By Kevin Miller
Some people call it a victimless crime, but the people at the Centretown Community Health Centre see sports gambling a bit differently.
Every day, Betty MacGregor sees people who have had their lives destroyed by gambling. She says whether it’s from horse races, major sports events or ProLine, these people are the victims of an addiction.
“I would parallel it with alcohol use,” she says.”The majority of people use alcohol in a non-problematic way, but some small percentage have problems with it, and it’s similar with gambling . . . for a small percentage, it does create some problems.”
And, if the numbers are any indication, the problem is growing. Feb. 1, 2004 will go down as a watershed mark in gambling. The Superbowl in Houston drew a record amount of money for a one-day event according to state gambling regulators in Las Vegas, Nevada. Gamblers bet a record $81.2 million (all figures U.S.) watching the New England Patriots defeat the Carolina Panthers, breaking the previous 1998 record by five per cent.
And with the U.S. College basketball tournament commonly known as March Madness, which begins March 16, MacGregor says events like this can make it very tough on gamblers trying to kick the habit.
The numbers for March Madness dwarf even those of the Superbowl. While the NFL title game may be the biggest single-day event, gambling during March Madness takes on a life of its own, with office pools, online betting and standard Las Vegas-style, in-person gambling. In 2003, March Madness brought more than $80 million to Las Vegas sports books alone, and online gambling makes it even more accessible.
The most accessible form of gambling in the province, however, is one that is available at almost every convenience store in Centretown and throughout the province.
In October of 1992, Ontario Lottery and Gaming Corporation (OLGC) introduced Ontarians to ProLine, which allows people to bet on the outcome of sporting events at the same lottery booths selling Super 7 and Lotto 6/49 tickets. MacGregor says such easy accessibility can only increase the problem.
Don Pister of OLGC Public Relations has a different view:
“I think the important thing is that with all our products, whether it’s a dollar on 6/49 or a five dollar wager on ProLine, it’s a recreational form of activity,” he says. “That’s it’s intent.”
Pister does acknowledge gambling can become a problem, but also points out that the OLGC does what it can to help people who need it.
“We’re committed to running all of our businesses in a socially responsible manner.” he says, “The line we use to remind people is ‘Know your limit, Play within it,’ and we publish the Problem Gambling Helpline number on the backs of tickets.”
Pister also says ProLine gambling is a relatively low-level form of betting. Even though you can wager anywhere between two and 100 dollars per ticket, he says the average bet is only about five dollars.
Rideau Raceway said there used to be a policy in which problem gamblers could voluntarily ban themselves from all racetracks in Ontario.
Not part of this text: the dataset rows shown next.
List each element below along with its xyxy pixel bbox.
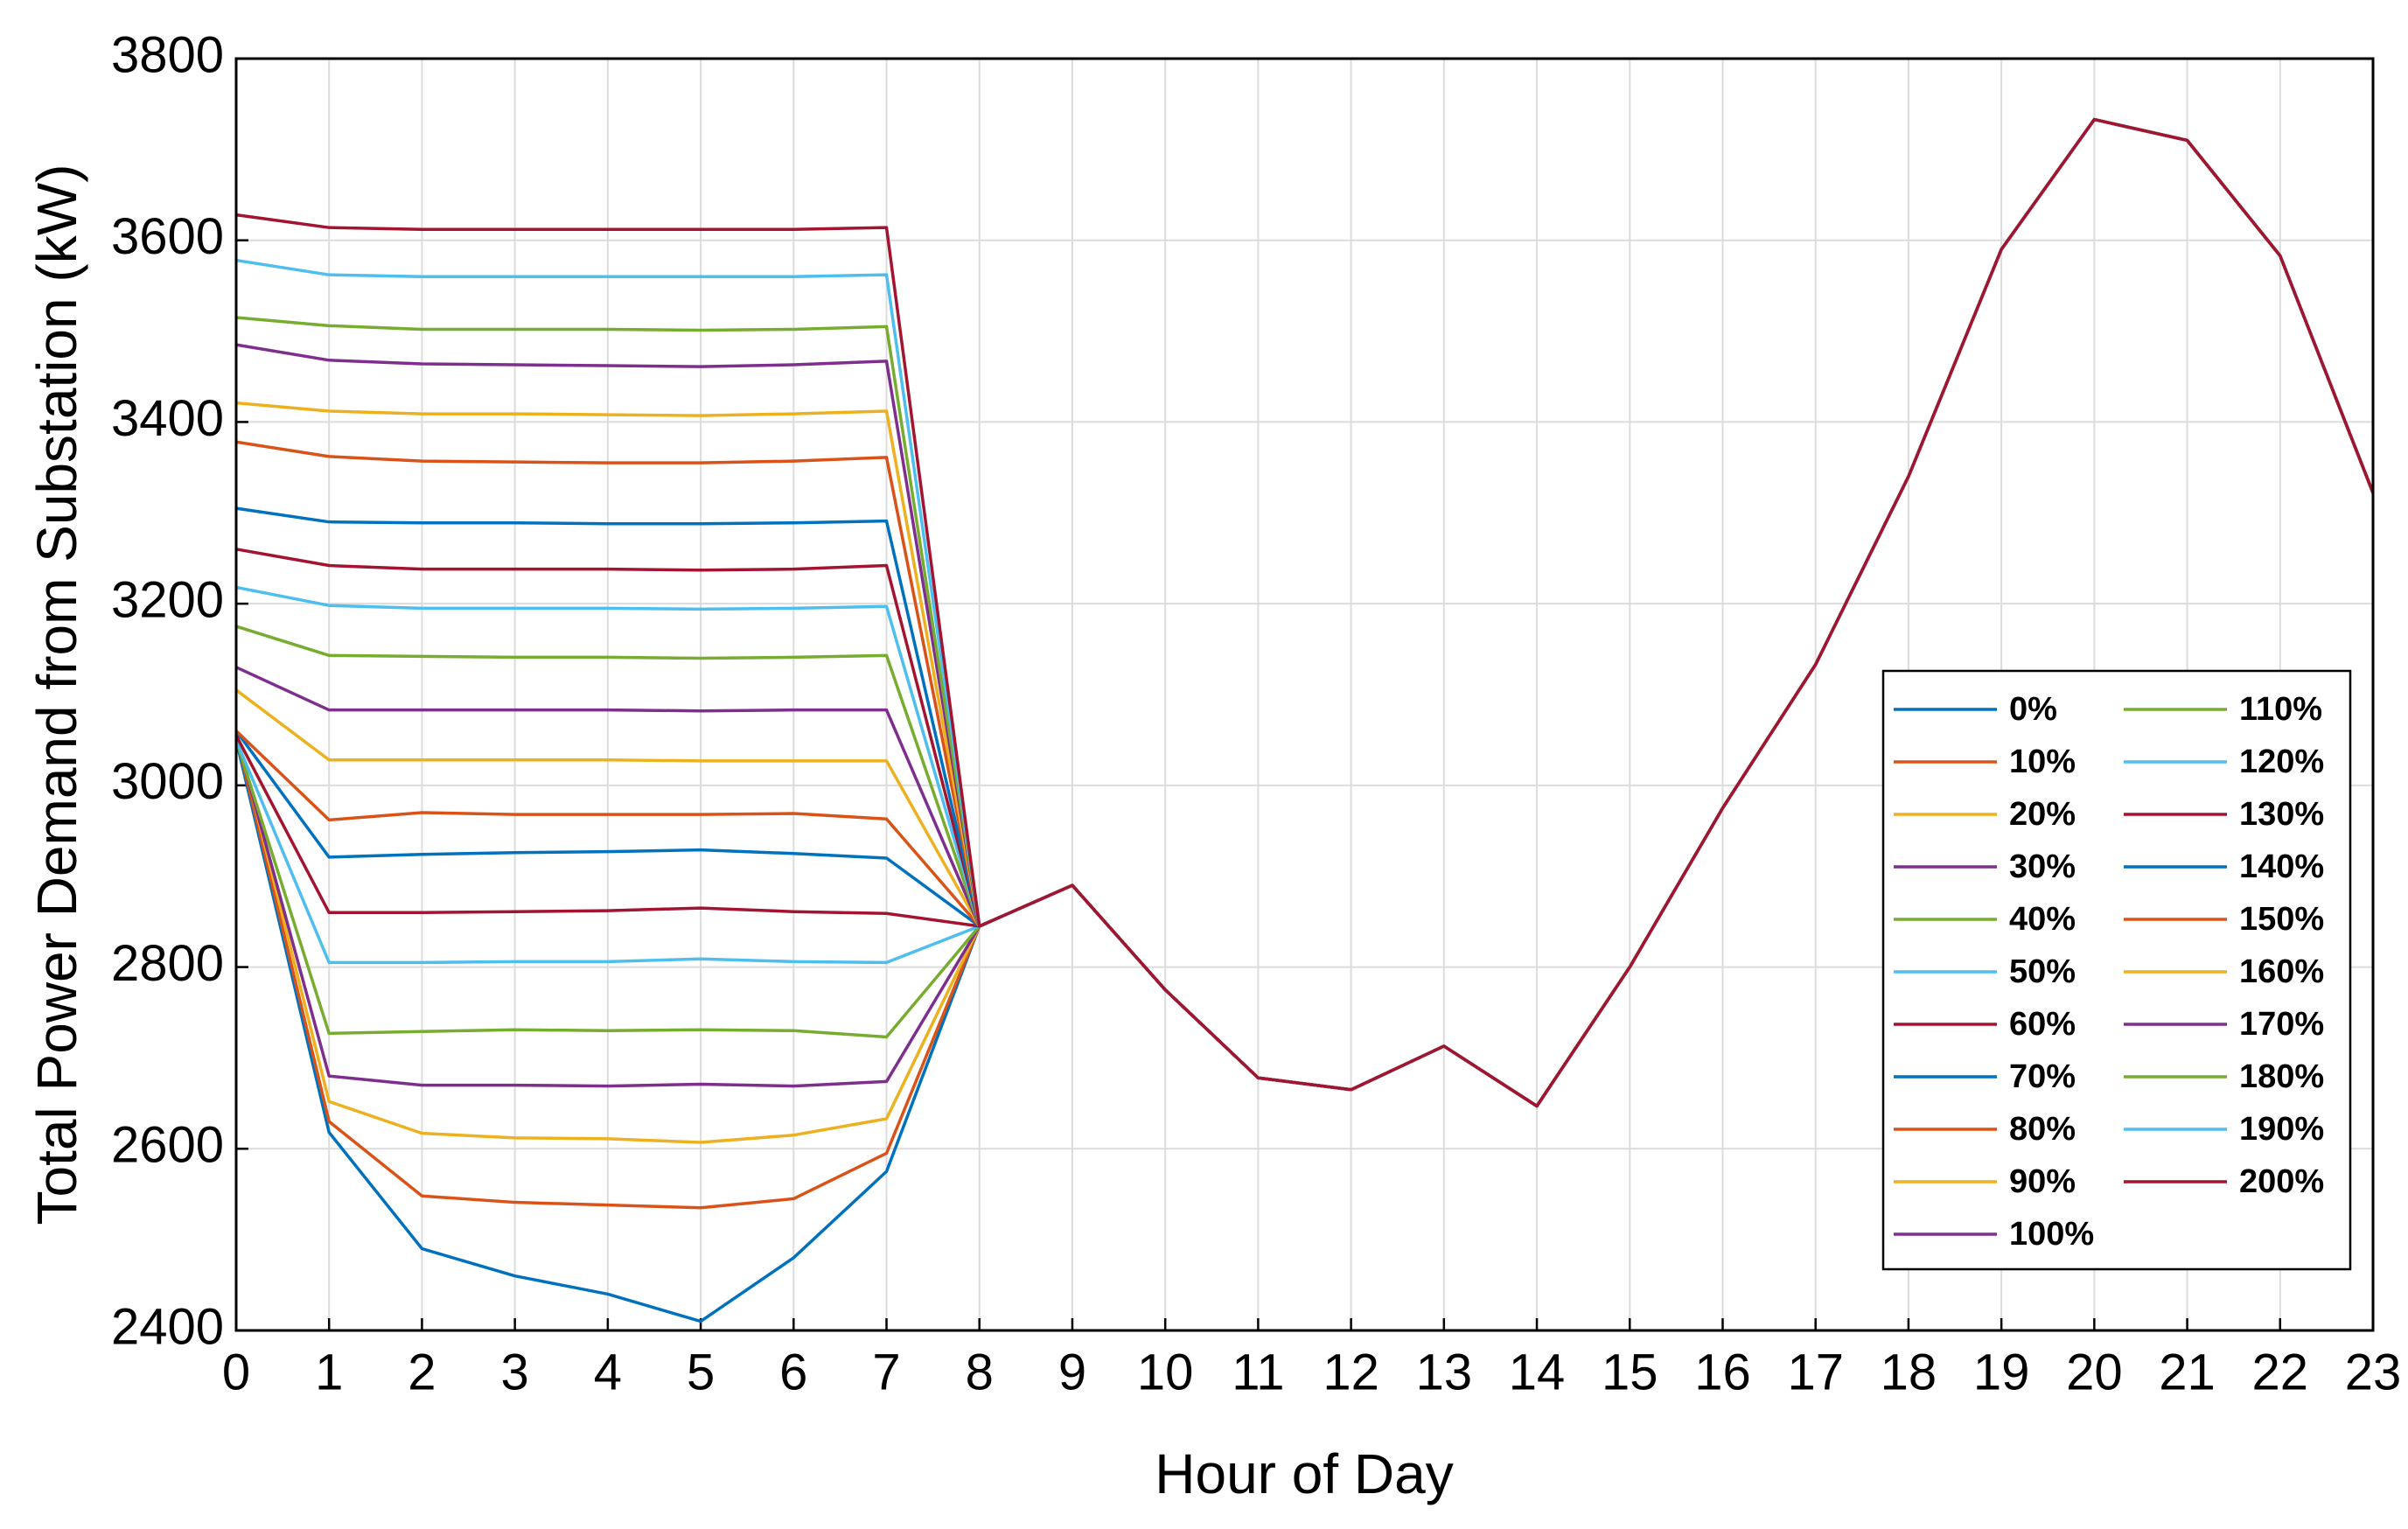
legend: 0% 10% 20% 30% 40% 50% 60% 70% 80% 90% 100% 110% 120… [1881,669,2352,1271]
y-tick-label: 3600 [111,208,224,265]
x-tick-label: 8 [966,1344,994,1400]
x-tick-label: 12 [1323,1344,1379,1400]
x-tick-label: 14 [1509,1344,1566,1400]
legend-label: 110% [2239,691,2322,728]
x-tick-label: 2 [408,1344,436,1400]
y-tick-label: 3800 [111,26,224,83]
legend-box [1881,669,2352,1271]
legend-label: 130% [2239,796,2324,833]
x-tick-label: 5 [687,1344,715,1400]
x-tick-label: 6 [779,1344,807,1400]
x-tick-label: 15 [1602,1344,1658,1400]
series-line [235,117,2375,1108]
legend-label: 140% [2239,848,2324,885]
x-tick-label: 19 [1973,1344,2030,1400]
x-tick-label: 17 [1787,1344,1844,1400]
axes-frame [234,57,2375,1332]
y-tick-label: 2800 [111,935,224,992]
legend-label: 100% [2009,1216,2094,1253]
x-tick-label: 23 [2345,1344,2402,1400]
y-tick-label: 2400 [111,1298,224,1355]
legend-label: 70% [2009,1058,2076,1095]
legend-label: 60% [2009,1006,2076,1043]
legend-label: 170% [2239,1006,2324,1043]
x-tick-label: 16 [1694,1344,1751,1400]
x-tick-label: 20 [2066,1344,2123,1400]
legend-label: 90% [2009,1163,2076,1200]
x-axis-label: Hour of Day [1155,1442,1453,1505]
x-tick-label: 10 [1137,1344,1194,1400]
legend-label: 20% [2009,796,2076,833]
x-tick-label: 7 [872,1344,900,1400]
legend-label: 120% [2239,744,2324,780]
x-tick-label: 0 [222,1344,250,1400]
y-tick-label: 3000 [111,753,224,810]
x-tick-label: 1 [315,1344,343,1400]
legend-label: 150% [2239,901,2324,938]
legend-label: 10% [2009,744,2076,780]
y-tick-label: 3400 [111,390,224,447]
legend-label: 40% [2009,901,2076,938]
y-axis-label: Total Power Demand from Substation (kW) [25,164,88,1225]
x-tick-label: 3 [501,1344,529,1400]
x-tick-label: 9 [1058,1344,1086,1400]
x-tick-label: 22 [2252,1344,2309,1400]
legend-label: 80% [2009,1111,2076,1148]
x-tick-label: 4 [594,1344,622,1400]
x-tick-label: 11 [1232,1344,1284,1400]
legend-label: 50% [2009,953,2076,990]
legend-label: 180% [2239,1058,2324,1095]
x-tick-label: 18 [1881,1344,1937,1400]
legend-label: 0% [2009,691,2057,728]
x-tick-label: 21 [2159,1344,2216,1400]
y-tick-label: 2600 [111,1117,224,1174]
legend-label: 200% [2239,1163,2324,1200]
legend-label: 30% [2009,848,2076,885]
y-tick-label: 3200 [111,571,224,628]
legend-label: 190% [2239,1111,2324,1148]
legend-label: 160% [2239,953,2324,990]
x-tick-label: 13 [1416,1344,1473,1400]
They would have their photo taken and distributed, and would not be allowed back in. However, Glen Crouter, vice-president of Media and Community Relations at Woodbine racetrack in Toronto, says that policy posed some legal problems so it’s no longer in effect.
“We used to have that ban, but we no longer have it,” he says. “What happened was that a person put themselves in a self-imposed ban at one of the casinos, not ours, then came back disguised, and then sued the casino for letting him back in.”
Crouter does point out, however, that Woodbine, and all racetracks do have help available in the form of pamphlets that can be picked up anonymously as well as information and addiction services phone numbers if requested.
“We have the [Gambling Helpline] number on the side of the slot machines, and we have pamphlets available at customer service,” says Crouter. “You don’t even have to ask for them, you can just pick them up.”
Whether gambling is entertainment or a disease, it can lead to addictive behaviour. MacGregor says that while The Centretown Community Health Centre is aimed mostly at seniors, there is help available for people of all ages.
“We would refer them to another service because there are other services in Ottawa [aimed] at young people such as the Amethyst Women’s Addiction Centre, or . . . the Sandy Hill Community Centre,” she says.